Il est quelque peu surprenant que la médecine soit la seule profession dans laquelle les personnels doivent travailler sans égard pour leurs heures de sommeil. Après un service de nuit, on exige des internes qu’ils continuent à travailler toute la journée suivante, sans tenir compte de la fatigue, et comme s’ils avaient bénéficié d’une nuit complète de repos. Dans une étude du Technion Sleep Laboratory, nous avons découvert que les internes affectés de nuit dans les services d’urgence d’un grand hôpital dorment en moyenne seulement deux heures et demie par nuit. Après leur service de nuit, ils continuent à travailler le lendemain pendant huit heures, ou plus, d’affilée, sans aucune considération pour leur manque de sommeil ; et, puisque la plupart des internes sont de garde au moins deux nuits par semaine, nous parvenons inéluctablement à la conclusion qu’ils souffrent de déficit chronique de sommeil, déficit qui peut gravement porter atteinte à la qualité de leur travail. À la lumière de cette évidence selon laquelle les longues nuit de travail passées dans les hôpitaux par les médecins de garde affectent leurs capacités pendant la journée, une critique aussi bien publique que professionnelle s’est développée ces dernières années portant sur ces rythmes de travail.

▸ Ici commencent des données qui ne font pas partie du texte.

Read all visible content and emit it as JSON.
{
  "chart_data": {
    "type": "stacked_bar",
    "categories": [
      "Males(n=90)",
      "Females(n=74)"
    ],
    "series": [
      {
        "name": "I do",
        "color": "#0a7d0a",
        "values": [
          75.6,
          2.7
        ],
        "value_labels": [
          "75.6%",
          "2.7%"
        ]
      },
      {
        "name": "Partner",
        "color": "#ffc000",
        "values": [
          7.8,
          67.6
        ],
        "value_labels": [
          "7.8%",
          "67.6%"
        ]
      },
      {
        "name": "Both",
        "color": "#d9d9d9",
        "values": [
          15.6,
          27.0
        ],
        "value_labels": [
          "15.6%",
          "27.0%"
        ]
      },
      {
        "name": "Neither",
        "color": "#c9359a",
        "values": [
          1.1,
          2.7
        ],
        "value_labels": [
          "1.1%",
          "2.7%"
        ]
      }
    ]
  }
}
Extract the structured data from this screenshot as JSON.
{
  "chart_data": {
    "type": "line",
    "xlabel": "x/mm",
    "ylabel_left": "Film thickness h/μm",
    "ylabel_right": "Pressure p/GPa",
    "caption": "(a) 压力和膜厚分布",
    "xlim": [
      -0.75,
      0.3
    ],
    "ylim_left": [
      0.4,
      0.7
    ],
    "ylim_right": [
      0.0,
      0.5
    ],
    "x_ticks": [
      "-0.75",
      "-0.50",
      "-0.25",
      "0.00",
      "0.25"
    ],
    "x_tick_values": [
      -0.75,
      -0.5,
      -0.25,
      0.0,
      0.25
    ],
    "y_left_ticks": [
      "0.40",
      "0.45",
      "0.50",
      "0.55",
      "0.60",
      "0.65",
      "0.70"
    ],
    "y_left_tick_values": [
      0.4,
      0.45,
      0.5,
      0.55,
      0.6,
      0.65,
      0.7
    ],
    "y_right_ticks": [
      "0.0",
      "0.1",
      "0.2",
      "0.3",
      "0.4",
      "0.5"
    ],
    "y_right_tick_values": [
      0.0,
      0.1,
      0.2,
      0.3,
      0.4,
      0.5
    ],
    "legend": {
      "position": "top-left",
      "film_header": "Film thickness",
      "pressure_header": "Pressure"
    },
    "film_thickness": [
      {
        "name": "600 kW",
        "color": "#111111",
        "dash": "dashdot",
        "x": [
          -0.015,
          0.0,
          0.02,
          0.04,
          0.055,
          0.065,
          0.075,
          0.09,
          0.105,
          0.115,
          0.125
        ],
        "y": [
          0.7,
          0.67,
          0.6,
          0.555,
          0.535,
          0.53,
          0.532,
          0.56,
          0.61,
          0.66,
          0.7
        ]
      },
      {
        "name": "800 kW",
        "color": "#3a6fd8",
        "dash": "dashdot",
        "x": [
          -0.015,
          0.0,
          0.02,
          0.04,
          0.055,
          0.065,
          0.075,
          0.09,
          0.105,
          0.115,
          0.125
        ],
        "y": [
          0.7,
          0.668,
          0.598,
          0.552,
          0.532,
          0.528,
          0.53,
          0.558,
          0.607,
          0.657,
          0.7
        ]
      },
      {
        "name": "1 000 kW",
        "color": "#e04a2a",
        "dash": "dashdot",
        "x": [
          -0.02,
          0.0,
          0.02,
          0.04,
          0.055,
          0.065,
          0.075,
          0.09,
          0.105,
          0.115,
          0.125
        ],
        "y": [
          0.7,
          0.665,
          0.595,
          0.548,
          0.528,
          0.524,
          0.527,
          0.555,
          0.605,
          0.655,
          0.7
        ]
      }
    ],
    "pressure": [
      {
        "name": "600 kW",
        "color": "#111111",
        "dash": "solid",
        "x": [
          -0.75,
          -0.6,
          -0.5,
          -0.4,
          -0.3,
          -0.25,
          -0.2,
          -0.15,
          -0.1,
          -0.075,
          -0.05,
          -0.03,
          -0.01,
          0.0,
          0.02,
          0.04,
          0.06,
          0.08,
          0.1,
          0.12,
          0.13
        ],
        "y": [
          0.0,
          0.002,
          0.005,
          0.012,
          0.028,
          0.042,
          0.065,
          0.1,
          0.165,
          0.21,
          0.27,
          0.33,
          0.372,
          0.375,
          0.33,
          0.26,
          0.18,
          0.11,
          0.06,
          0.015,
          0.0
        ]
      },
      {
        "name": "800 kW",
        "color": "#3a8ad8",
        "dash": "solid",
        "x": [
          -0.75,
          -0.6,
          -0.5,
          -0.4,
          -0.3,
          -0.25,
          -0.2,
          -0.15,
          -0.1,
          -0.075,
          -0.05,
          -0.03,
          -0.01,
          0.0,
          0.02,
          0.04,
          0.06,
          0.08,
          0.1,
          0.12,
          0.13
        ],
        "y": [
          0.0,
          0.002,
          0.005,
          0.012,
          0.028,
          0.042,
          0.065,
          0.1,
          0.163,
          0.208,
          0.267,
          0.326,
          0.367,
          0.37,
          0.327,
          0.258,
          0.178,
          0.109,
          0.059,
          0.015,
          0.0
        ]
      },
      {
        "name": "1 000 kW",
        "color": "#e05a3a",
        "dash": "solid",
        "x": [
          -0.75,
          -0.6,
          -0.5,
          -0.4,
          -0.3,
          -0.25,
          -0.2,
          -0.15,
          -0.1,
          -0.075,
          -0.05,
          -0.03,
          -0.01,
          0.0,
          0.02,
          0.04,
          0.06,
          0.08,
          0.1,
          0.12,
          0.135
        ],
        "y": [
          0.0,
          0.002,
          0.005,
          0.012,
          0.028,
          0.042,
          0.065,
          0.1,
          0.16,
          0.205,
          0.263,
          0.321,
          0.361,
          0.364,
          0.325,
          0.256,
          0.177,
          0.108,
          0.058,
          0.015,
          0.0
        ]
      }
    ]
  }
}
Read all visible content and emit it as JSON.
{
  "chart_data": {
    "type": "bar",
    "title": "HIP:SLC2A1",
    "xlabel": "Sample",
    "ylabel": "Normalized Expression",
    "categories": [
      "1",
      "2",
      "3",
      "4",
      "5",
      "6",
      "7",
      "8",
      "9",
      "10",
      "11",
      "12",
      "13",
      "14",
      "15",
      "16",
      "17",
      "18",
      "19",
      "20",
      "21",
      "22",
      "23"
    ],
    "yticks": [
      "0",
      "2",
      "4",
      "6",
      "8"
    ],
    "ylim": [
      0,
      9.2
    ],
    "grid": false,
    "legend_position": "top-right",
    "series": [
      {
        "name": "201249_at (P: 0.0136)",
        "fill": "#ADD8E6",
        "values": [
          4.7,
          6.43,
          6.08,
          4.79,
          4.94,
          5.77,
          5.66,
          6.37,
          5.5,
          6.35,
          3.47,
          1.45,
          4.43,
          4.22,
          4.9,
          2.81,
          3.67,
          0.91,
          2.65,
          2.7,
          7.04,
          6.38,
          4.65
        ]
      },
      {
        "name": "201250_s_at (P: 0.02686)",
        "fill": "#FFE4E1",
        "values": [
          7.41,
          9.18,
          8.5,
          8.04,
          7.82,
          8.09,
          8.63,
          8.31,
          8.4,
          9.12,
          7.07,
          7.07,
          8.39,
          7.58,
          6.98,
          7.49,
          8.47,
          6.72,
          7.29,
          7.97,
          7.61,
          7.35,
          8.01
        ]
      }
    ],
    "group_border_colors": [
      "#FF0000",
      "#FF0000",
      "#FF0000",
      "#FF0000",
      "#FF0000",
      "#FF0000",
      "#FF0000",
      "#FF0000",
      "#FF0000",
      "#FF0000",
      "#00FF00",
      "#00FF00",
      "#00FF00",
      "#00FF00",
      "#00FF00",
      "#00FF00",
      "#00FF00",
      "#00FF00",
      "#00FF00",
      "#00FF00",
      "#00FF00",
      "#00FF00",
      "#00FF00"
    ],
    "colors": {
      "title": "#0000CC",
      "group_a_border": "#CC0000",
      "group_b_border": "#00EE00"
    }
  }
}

Le premier endroit où les règlements du travail concernant les médecins ont été modifiés, et leurs heures de travail après un service de nuit limitées, est l’État de New York. Le changement est intervenu à la suite d’une tragédie : une négligence survenue dans le traitement d’un jeune homme de dix-huit ans, Libby Zion, au petit matin, entraîna sa mort. Le père du patient, juriste et journaliste, s’embarqua dans une dure croisade publique pour le changement des horaires de travail des médecins et ses efforts furent couronnés de succès. Depuis le 1er juillet 1989, les horaires de travail des résidents de l’État de New York furent limités à quatre-vingts heures hebdomadaires. Depuis lors, de nombreux autres hôpitaux ont volontairement changé les emplois du temps de leurs employés, mais aucun autre État, jusqu’à maintenant, n’a suivi la législation de l’État de New York.